Market Research’s Spinning Jenny Moment

Or why automation doesn’t shrink an industry; it unlocks it.

Market Research’s Spinning Jenny Moment

This is a guest post from Tom Weiss, Chief Product and Technology Officer at MX8 Labs.

In 1764, James Hargreaves built the Spinning Jenny, a device that let one worker spin several threads at once. The earliest version handled eight. Later models managed dozens.

The result wasn’t marginal. Yarn production soared; costs collapsed. The bottleneck in textile manufacturing—hand-spun thread—suddenly cleared.

Before the Jenny, weaving teams had to wait. After it, weaving accelerated to keep up. The industry didn’t contract. It scaled.

But the technology wasn’t the most important part of the story. The reaction was.

Fear always arrives first

Hargreaves’ invention didn’t land softly. Four years after it appeared, rioters broke into his home and destroyed his machines. They believed, correctly, that the economics of their work had changed. They just couldn’t yet see what would replace it.

He fled to Nottingham. The machines spread anyway.

Decades later, the Luddites would do the same. New productivity meant new fear. That part doesn’t change.

Today, it’s AI. The conversation is familiar. People working in knowledge roles—researchers, strategists, analysts—see automation showing up inside their workflows. The instinct is protective. But the long-term pattern rarely follows the fear.

Yarn got cheaper. Cloth got cheaper. Demand increased. The textile workforce didn’t vanish. It grew, in size and in variety.

Automation removed the bottleneck. Then the industry expanded into everything that had been waiting behind it.

Research has been spinning by hand

For the past twenty years, insight work has followed the structure of its tools. Surveys had to be scheduled. Cleaning was manual. Charting was slow. Each step dictated the rhythm of the next.

We built long cycles and inflexible plans not because those were optimal, but because the process required them. We ran annual trackers because real-time measurement wasn’t feasible. We tested small concept lists because testing more took too much effort. We published reports for decision-makers because real integration into decisions wasn’t yet practical.

Most research wasn’t designed around the needs of the business. It was designed around the constraints of delivery.

Now, those constraints are breaking.

Insight production is collapsing in cost and time

Surveys can be created and deployed in hours. Data cleaning and coding can be instant. Charting and summary analysis are already there.

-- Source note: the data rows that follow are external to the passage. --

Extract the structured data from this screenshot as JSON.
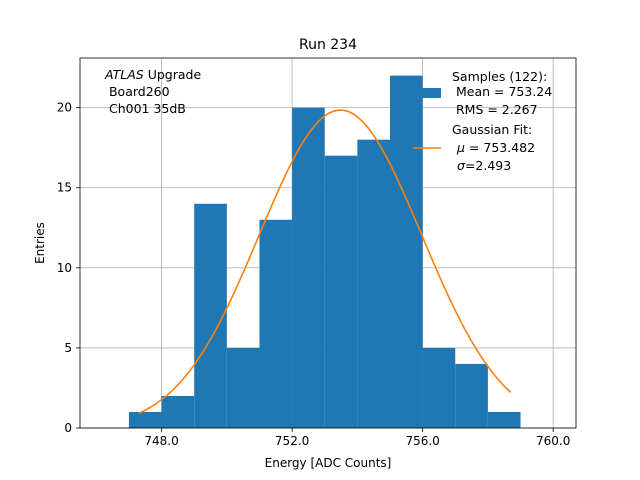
{
  "chart_data": {
    "type": "bar",
    "title": "Run 234",
    "xlabel": "Energy [ADC Counts]",
    "ylabel": "Entries",
    "xlim": [
      745.5,
      760.7
    ],
    "ylim": [
      0,
      23.1
    ],
    "x_ticks": [
      748,
      752,
      756,
      760
    ],
    "x_tick_labels": [
      "748.0",
      "752.0",
      "756.0",
      "760.0"
    ],
    "y_ticks": [
      0,
      5,
      10,
      15,
      20
    ],
    "y_tick_labels": [
      "0",
      "5",
      "10",
      "15",
      "20"
    ],
    "grid": true,
    "bin_edges": [
      747,
      748,
      749,
      750,
      751,
      752,
      753,
      754,
      755,
      756,
      757,
      758,
      759
    ],
    "counts": [
      1,
      2,
      14,
      5,
      13,
      20,
      17,
      18,
      22,
      5,
      4,
      1
    ],
    "bar_color": "#1f77b4",
    "fit": {
      "name": "Gaussian Fit",
      "mu": 753.482,
      "sigma": 2.493,
      "amplitude": 19.85,
      "x_range": [
        747.3,
        758.7
      ],
      "color": "#ff7f0e"
    },
    "annotation": {
      "italic": "ATLAS",
      "line1_rest": " Upgrade",
      "line2": " Board260",
      "line3": " Ch001 35dB"
    },
    "legend": {
      "placement": "top-right",
      "samples_line1": "Samples (122):",
      "samples_line2": " Mean = 753.24",
      "samples_line3": " RMS = 2.267",
      "fit_line1": "Gaussian Fit:",
      "fit_line2_symbol": "μ",
      "fit_line2_rest": " = 753.482",
      "fit_line3_symbol": "σ",
      "fit_line3_rest": "=2.493"
    }
  }
}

What used to take weeks can happen by the end of the day.

And when the constraint lifts, behaviour shifts. Research teams start testing more ideas. Supporting more hypotheses. Asking better questions. Moving in closer step with the business, not just reporting on it.

It’s not that curiosity was ever lacking. It’s that the process couldn’t keep up.

Now it can.

What grows is not the machine, but the demand

The yarn didn’t matter. The weaving did.

In research, it isn’t the automation that carries the value. It’s what becomes possible once the friction disappears.

Insight teams can stop explaining their timelines. They can stop defending their headcount. They can stop positioning themselves as an expensive, slow-moving gatekeeper.

Instead, they can run at the speed of the questions. Not all of them. But more of them. Enough to matter.

As research gets faster and cheaper, its reach inside the organisation expands. So does the need for people who know how to handle it.

Not just to execute. To interpret.

And that’s where the job changes.

We won’t need fewer researchers; we’ll need better ones

Automation is already handling the mechanical parts: formatting, scripting, filtering, tagging. It will continue to get better.

But that doesn’t remove the need for humans. It clarifies where they matter most.

We will need researchers who can judge what’s useful, not just what’s true. Who can synthesise contradictory signals. Who can design better questions. Who can move fluidly between quant, qual, and behavioural. Who can bring context into the conversation, not just data.

AI can do the repetition. It can’t do the thinking.

That doesn’t eliminate roles. It changes what those roles are for.

The real risk isn’t automation. It’s inertia.

The organisations most exposed aren’t the ones adopting AI. It’s the ones that fail to change their research architecture in response.

If your team is still working on cycles shaped by what used to be hard, you are already lagging behind.

The gap will not be between companies that use AI and companies that don’t. It will be between companies that changed their internal model to match, and companies that left their workflows intact.

Just as spinning didn’t survive without the Jenny, insight teams won’t survive if they stay built around manual production timelines.

There is no structural advantage to being slow.

This is the expansion moment

AI will change the way research operates. But not by making it smaller.

It will make it too central to ignore.

The real shift isn’t technological. It’s architectural. A cheaper, faster, more flexible insight engine invites a different kind of business culture. One that asks more, listens more, and adjusts more quickly.

Research becomes not just a checkpoint, but a habit.

The Spinning Jenny didn’t kill the textile workforce. It made it larger, more varied, and more economically powerful.

This will do the same.

The only open question is whether your team will grow with it.